What is similar to cashew cheese?
You can get a similar texture from almond-based cheeses or tofu spreads, but cashew cheese has its own richness. If you can’t do nuts, try sunflower seed cheese — it’s a good alternative!
How would you describe cashew flavor?
It’s naturally sweet, buttery, and mild. When blended, cashews become incredibly creamy and neutral enough to take on lots of flavors — perfect for cheese-making!
Why is my cashew cheese grainy?
It’s usually from not soaking the cashews long enough or using a blender that isn’t strong enough. Make sure the cashews are soft and blend a bit longer. A splash more water can help too!
Are cashews sweet or savory?
They’re naturally a little sweet, but super versatile. That’s what makes them perfect for both desserts and savory recipes like this one. Add the right spices and they transform!
Final Thoughts from My Kitchen
And that’s it — my go-to cashew cheese recipe that’s been a total game-changer in my kitchen. Once you try it, I think you’ll see why I keep a jar of this in my fridge at all times. It’s creamy, flavorful, and so easy to customize depending on your mood.
Whether you’re making it for the first time or adding your own spin with herbs or spice, I’d love to hear how it goes! Leave a comment below and let me know how you’re using your cashew cheese — or if you came up with a new flavor combo I should try.

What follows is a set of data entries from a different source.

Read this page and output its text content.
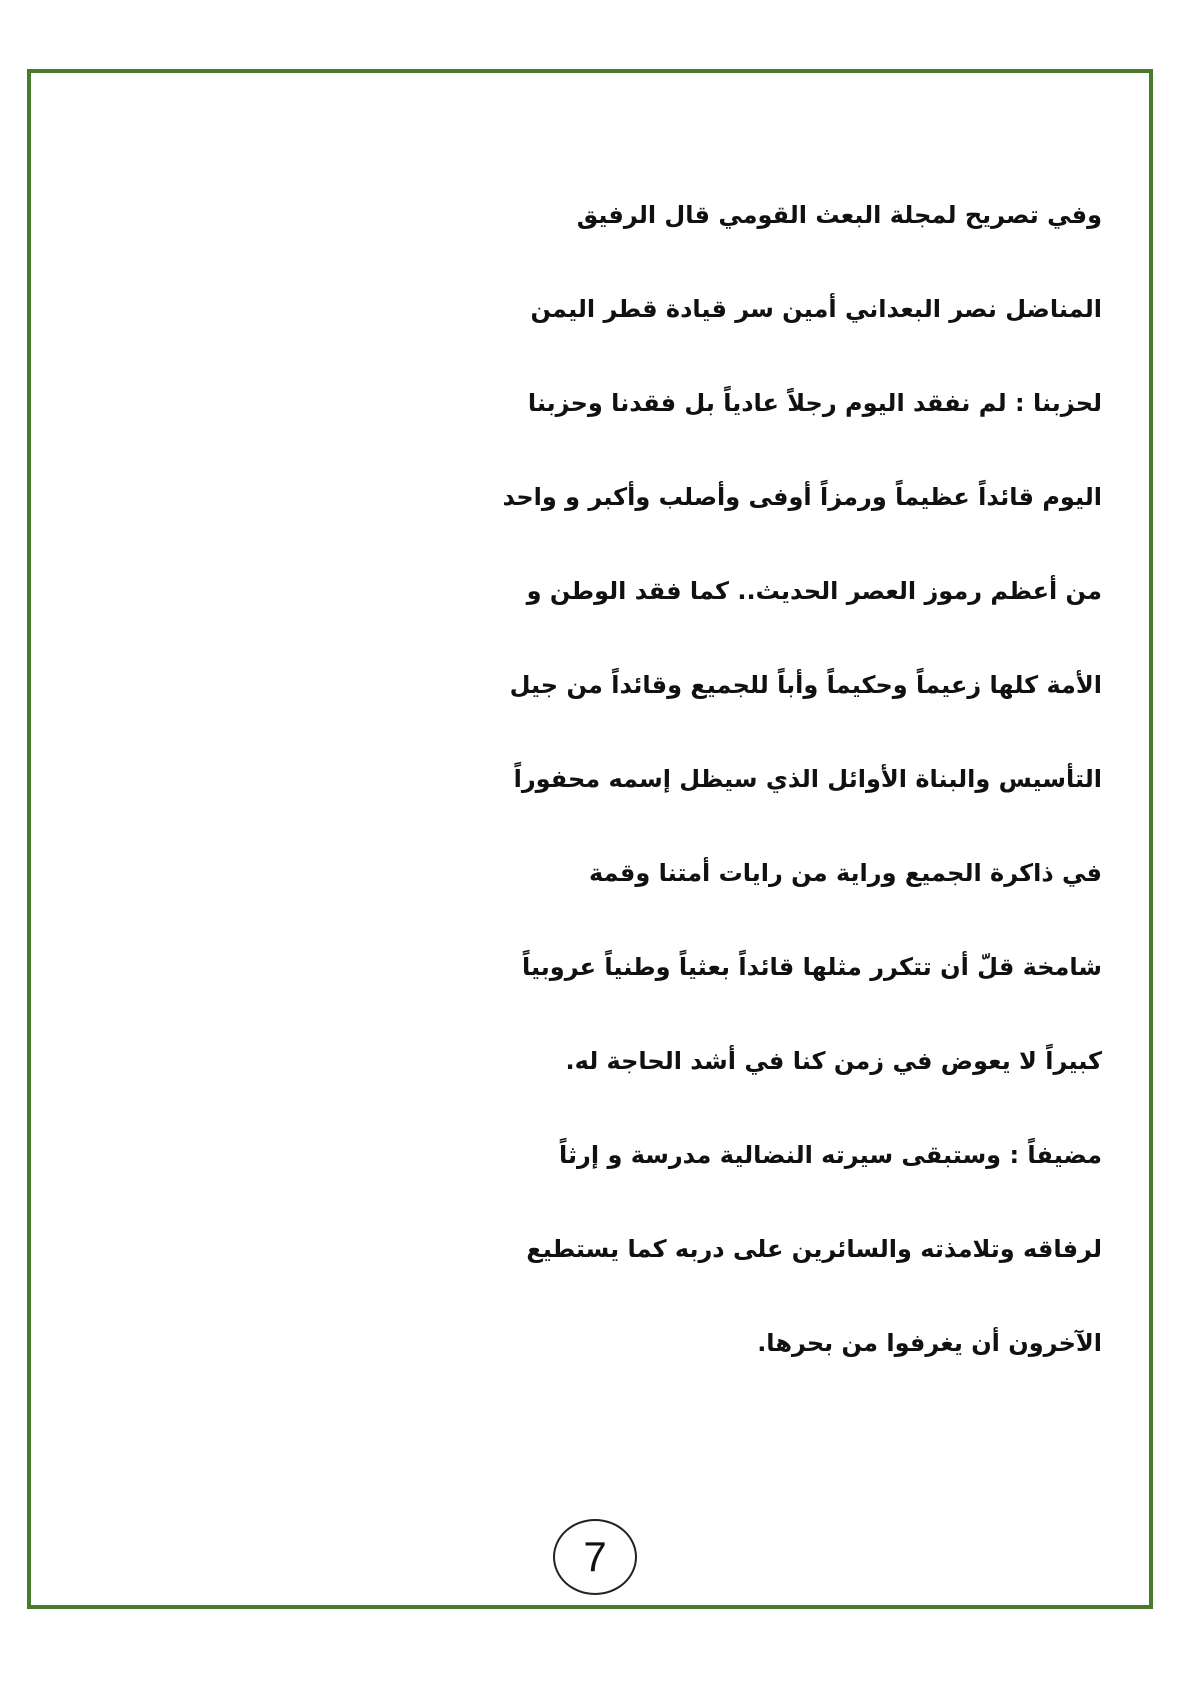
وفي تصريح لمجلة البعث القومي قال الرفيق
المناضل نصر البعداني أمين سر قيادة قطر اليمن
لحزبنا : لم نفقد اليوم رجلاً عادياً بل فقدنا وحزبنا
اليوم قائداً عظيماً ورمزاً أوفى وأصلب وأكبر و واحد
من أعظم رموز العصر الحديث.. كما فقد الوطن و
الأمة كلها زعيماً وحكيماً وأباً للجميع وقائداً من جيل
التأسيس والبناة الأوائل الذي سيظل إسمه محفوراً
في ذاكرة الجميع وراية من رايات أمتنا وقمة
شامخة قلّ أن تتكرر مثلها قائداً بعثياً وطنياً عروبياً
كبيراً لا يعوض في زمن كنا في أشد الحاجة له.
مضيفاً : وستبقى سيرته النضالية مدرسة و إرثاً
لرفاقه وتلامذته والسائرين على دربه كما يستطيع
الآخرون أن يغرفوا من بحرها.
7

Thanks for being here, and happy blending 💛
Printable Recipe
Cashew Cheese

This ultra-creamy vegan cashew cheese is my go-to dairy-free spread. It’s easy to make with just a handful of pantry ingredients, perfect for dipping, spreading, or dolloping into pasta. Customizable, smooth, and absolutely addictive.
Ingredients
- 1 cup (150g) raw cashews
- 1/4 cup (60ml) water, for blending
- 2 tablespoons (15g) nutritional yeast
- 1 tablespoon (15ml) lemon juice
- 1/2 teaspoon (1g) garlic powder
- 1/2 teaspoon (3g) salt
Optional:
- 1/2 teaspoon Dijon mustard
- 1/2 teaspoon smoked paprika
- 1 teaspoon maple syrup, or fresh herbs like dill or parsley (to taste)
Instructions
- Soak cashews in hot water for 15 minutes (or overnight in cool water for a softer blend).
- Drain and rinse well.
- Add cashews, water, lemon juice, nutritional yeast, garlic powder, and salt to a high-speed blender.
- Blend until smooth and creamy, scraping sides as needed.
- Taste and adjust seasoning. Add any optional flavor add-ins at this point.
- Serve immediately or refrigerate for 1–2 hours to thicken. Store in an airtight container for up to 5 days.
Notes
Nutrition Information:
Yield: 12 Serving Size: 2 tablespoonsAmount Per Serving: Calories: 90Carbohydrates: 5gFiber: 1gProtein: 3g
Nutrition information is an estimate based on the base recipe and standard ingredients. Actual values may vary depending on specific brands and optional add-ins.